The finance business has alienated ordinary people in at least two profound ways: It has appeared to be a profit collector rather than a spark plug of economic growth. Just try to get a mortgage or small-business loan these days to see what I mean. Second, the “people on Wall Street” seem to be making lots of money these days, when most people are struggling to get by. To make matters worse, most people’s own financial and real estate assets have stagnated for years, despite following the fundamental rules of saving, diversification, and investing for long-term growth. And that feels unfair.
Here are some things the finance profession needs to do to repair its image. First, renew a commitment to supporting society’s interests in matching risk capital to the needs of enterprises that drive and sustain economic vitality. This is the essence of finance — matching capital and good ideas to build communities.

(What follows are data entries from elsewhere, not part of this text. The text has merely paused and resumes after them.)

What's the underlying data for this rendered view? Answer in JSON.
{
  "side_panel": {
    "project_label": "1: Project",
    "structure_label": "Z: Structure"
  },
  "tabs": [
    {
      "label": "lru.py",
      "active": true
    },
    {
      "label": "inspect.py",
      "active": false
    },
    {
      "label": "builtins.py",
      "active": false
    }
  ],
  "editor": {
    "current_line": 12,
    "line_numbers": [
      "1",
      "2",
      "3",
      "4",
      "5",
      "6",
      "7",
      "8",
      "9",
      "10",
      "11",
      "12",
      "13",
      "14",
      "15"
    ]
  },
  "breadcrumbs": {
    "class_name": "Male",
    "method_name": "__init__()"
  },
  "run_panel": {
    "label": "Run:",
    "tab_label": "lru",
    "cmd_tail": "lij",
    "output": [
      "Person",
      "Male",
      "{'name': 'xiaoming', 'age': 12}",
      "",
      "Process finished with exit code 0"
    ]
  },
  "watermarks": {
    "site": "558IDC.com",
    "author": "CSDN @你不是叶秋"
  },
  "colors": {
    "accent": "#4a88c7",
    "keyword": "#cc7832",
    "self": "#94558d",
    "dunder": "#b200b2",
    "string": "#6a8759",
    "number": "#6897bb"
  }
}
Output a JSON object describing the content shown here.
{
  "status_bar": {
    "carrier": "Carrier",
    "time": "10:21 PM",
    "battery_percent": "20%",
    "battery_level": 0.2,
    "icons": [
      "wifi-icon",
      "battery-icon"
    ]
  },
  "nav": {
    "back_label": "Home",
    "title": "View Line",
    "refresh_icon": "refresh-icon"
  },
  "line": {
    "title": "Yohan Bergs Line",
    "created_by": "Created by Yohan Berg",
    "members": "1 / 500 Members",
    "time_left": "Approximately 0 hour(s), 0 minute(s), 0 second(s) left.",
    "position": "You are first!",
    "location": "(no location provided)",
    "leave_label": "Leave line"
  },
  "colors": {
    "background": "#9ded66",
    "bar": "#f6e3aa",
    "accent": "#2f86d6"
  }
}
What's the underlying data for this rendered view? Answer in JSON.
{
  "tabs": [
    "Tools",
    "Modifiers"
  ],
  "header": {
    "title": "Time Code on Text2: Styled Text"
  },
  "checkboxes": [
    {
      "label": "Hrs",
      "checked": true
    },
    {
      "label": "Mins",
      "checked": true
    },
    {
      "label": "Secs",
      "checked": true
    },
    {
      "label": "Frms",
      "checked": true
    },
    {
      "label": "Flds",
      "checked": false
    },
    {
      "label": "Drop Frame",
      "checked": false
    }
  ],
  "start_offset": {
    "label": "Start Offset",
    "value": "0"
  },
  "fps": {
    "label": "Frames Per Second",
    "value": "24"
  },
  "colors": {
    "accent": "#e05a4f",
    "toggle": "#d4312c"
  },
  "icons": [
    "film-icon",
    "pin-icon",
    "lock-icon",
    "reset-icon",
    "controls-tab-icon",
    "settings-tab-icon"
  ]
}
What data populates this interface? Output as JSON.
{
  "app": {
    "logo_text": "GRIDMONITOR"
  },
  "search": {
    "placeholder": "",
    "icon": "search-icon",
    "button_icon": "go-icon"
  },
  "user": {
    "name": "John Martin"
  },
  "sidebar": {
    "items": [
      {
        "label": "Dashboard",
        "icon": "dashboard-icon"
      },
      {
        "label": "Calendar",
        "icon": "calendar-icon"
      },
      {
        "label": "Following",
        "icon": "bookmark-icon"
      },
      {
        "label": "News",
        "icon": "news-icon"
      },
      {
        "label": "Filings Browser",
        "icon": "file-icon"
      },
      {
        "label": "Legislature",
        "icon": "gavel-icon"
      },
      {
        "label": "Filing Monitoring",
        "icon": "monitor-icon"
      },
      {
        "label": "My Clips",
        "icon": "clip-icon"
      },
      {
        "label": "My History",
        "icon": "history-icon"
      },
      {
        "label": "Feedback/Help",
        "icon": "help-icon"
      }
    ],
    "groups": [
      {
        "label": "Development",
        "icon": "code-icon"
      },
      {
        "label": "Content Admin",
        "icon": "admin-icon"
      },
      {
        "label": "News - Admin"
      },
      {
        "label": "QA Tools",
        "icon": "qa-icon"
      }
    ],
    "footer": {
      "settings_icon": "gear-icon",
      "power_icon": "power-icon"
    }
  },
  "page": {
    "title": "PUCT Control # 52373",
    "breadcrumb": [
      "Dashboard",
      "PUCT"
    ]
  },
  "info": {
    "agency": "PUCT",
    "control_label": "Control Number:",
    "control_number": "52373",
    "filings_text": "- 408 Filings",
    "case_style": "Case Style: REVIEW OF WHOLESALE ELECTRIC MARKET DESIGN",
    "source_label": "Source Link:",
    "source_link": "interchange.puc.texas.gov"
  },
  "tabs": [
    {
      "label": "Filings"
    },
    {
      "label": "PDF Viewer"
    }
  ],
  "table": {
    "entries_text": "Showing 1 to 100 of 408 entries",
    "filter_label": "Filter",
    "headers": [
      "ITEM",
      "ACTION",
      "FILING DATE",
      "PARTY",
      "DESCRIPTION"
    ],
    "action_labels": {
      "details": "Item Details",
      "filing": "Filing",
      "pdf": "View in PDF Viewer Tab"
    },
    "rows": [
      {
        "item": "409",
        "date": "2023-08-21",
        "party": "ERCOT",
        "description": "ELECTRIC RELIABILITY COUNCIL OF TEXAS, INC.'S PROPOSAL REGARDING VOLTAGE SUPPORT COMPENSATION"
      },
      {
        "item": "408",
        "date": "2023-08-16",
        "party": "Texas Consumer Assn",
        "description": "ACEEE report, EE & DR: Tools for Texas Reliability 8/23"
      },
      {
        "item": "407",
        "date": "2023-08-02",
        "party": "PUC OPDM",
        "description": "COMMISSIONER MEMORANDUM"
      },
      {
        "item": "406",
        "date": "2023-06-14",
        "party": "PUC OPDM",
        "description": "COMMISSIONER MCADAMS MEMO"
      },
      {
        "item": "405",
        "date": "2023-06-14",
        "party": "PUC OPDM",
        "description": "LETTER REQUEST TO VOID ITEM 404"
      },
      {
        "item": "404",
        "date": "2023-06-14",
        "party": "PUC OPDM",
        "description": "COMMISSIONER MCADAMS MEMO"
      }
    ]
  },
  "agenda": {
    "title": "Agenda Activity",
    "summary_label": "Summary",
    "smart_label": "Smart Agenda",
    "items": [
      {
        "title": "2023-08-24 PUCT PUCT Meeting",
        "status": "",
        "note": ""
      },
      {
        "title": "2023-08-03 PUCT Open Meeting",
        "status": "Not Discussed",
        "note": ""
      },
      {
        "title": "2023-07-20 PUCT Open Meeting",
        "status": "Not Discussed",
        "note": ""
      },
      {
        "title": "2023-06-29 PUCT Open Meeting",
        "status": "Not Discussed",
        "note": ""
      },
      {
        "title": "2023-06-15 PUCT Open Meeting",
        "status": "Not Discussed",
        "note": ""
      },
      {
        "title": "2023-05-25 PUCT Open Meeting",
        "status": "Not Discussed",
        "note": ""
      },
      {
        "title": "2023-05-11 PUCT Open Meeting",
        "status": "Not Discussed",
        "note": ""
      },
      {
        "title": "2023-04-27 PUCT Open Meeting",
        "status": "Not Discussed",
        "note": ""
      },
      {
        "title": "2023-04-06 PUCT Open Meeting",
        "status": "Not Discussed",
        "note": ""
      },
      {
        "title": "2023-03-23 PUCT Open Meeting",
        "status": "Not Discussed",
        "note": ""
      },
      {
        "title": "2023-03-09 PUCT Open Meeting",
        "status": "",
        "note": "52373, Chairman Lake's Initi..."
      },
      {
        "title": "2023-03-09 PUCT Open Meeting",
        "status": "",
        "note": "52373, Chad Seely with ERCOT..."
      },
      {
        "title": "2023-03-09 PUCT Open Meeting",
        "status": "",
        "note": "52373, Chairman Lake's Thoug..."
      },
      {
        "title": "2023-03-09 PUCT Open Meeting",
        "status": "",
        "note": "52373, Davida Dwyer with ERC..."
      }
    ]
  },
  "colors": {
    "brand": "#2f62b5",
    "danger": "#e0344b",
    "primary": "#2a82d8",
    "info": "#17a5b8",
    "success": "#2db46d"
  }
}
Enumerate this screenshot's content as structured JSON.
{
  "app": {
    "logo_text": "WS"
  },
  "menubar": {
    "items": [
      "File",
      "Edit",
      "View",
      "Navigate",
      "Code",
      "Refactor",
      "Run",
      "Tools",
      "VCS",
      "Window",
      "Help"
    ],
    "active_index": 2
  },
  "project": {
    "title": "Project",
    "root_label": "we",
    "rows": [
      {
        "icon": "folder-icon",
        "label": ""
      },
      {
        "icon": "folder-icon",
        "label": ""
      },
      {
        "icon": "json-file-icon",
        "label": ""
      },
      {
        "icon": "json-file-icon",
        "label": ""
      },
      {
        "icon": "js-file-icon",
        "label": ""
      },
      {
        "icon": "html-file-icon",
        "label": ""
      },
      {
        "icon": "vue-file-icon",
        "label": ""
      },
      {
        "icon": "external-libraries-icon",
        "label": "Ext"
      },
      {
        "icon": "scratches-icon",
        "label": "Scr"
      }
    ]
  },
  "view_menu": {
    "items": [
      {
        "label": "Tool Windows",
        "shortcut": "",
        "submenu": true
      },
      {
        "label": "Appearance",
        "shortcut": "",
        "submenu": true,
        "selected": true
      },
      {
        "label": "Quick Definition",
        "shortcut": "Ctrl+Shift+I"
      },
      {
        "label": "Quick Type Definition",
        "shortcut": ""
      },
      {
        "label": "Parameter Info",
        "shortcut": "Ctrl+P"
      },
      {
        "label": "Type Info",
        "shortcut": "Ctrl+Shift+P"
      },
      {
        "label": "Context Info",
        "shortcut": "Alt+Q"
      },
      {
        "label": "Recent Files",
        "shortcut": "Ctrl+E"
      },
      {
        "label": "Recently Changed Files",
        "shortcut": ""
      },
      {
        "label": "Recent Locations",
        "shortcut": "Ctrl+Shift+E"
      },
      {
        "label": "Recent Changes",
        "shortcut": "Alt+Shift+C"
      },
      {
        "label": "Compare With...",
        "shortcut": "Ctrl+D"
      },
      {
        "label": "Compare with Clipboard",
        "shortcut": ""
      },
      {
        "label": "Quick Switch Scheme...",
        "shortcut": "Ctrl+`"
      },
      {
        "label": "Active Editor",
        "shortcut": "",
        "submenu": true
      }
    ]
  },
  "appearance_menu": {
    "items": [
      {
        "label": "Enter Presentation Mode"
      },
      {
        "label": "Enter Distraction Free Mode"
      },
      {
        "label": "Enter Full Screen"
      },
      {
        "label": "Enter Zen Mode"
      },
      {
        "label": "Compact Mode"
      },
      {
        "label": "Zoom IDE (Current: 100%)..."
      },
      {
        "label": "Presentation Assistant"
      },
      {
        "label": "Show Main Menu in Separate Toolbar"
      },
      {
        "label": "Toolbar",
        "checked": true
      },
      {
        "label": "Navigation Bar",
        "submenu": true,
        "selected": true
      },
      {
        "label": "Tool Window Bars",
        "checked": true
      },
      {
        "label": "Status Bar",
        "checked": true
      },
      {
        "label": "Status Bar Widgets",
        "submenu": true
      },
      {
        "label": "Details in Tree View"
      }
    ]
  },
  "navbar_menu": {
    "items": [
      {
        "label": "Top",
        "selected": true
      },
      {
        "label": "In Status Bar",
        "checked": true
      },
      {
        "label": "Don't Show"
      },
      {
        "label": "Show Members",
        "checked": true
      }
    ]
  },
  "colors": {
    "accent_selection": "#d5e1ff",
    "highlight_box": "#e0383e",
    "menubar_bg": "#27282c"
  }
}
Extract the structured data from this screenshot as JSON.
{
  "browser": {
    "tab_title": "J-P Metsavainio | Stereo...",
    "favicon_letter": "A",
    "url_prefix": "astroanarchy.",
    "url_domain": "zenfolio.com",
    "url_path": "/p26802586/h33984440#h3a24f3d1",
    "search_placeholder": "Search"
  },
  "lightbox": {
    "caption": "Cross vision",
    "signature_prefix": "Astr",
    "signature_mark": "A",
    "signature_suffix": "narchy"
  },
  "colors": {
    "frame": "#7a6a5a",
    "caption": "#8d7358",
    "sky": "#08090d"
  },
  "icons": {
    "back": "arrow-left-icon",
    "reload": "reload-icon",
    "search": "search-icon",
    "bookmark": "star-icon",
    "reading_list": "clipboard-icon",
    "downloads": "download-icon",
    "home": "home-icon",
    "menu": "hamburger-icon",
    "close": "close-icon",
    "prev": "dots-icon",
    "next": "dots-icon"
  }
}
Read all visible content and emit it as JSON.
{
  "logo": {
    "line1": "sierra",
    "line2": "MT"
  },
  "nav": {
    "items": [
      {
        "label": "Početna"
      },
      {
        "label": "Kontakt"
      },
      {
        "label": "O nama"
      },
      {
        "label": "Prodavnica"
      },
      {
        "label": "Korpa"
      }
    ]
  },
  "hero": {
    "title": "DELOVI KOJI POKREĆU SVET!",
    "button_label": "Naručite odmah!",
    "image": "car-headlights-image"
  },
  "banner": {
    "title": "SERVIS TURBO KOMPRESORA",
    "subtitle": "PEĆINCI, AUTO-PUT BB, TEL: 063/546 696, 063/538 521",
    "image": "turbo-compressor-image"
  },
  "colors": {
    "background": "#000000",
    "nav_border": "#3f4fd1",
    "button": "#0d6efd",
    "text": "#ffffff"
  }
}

Next, the profession must again embrace the concept of fiduciary behavior. There is too much double-talk about whether financial institutions exist to make money solely for themselves and their shareholders, or to make decisions based on the best interests of their clients. Firms that pursue the personal profit objective above all others will ultimately alienate themselves from customers, regulators, and sound ethical practice. Those ethical considerations are key to any effort by the financial services industry to restore its image with society as a whole.
Finally, we could use some entrepreneurial energy, perhaps out of the “Occupy Wall Street” movement, to generate new models of financial institutions that respond to the entirely legitimate concerns of the people. Steve Jobs’ death reminds us that powerful things can happen when one individual with a vision taps into the popular culture. Maybe we need some of that in finance too.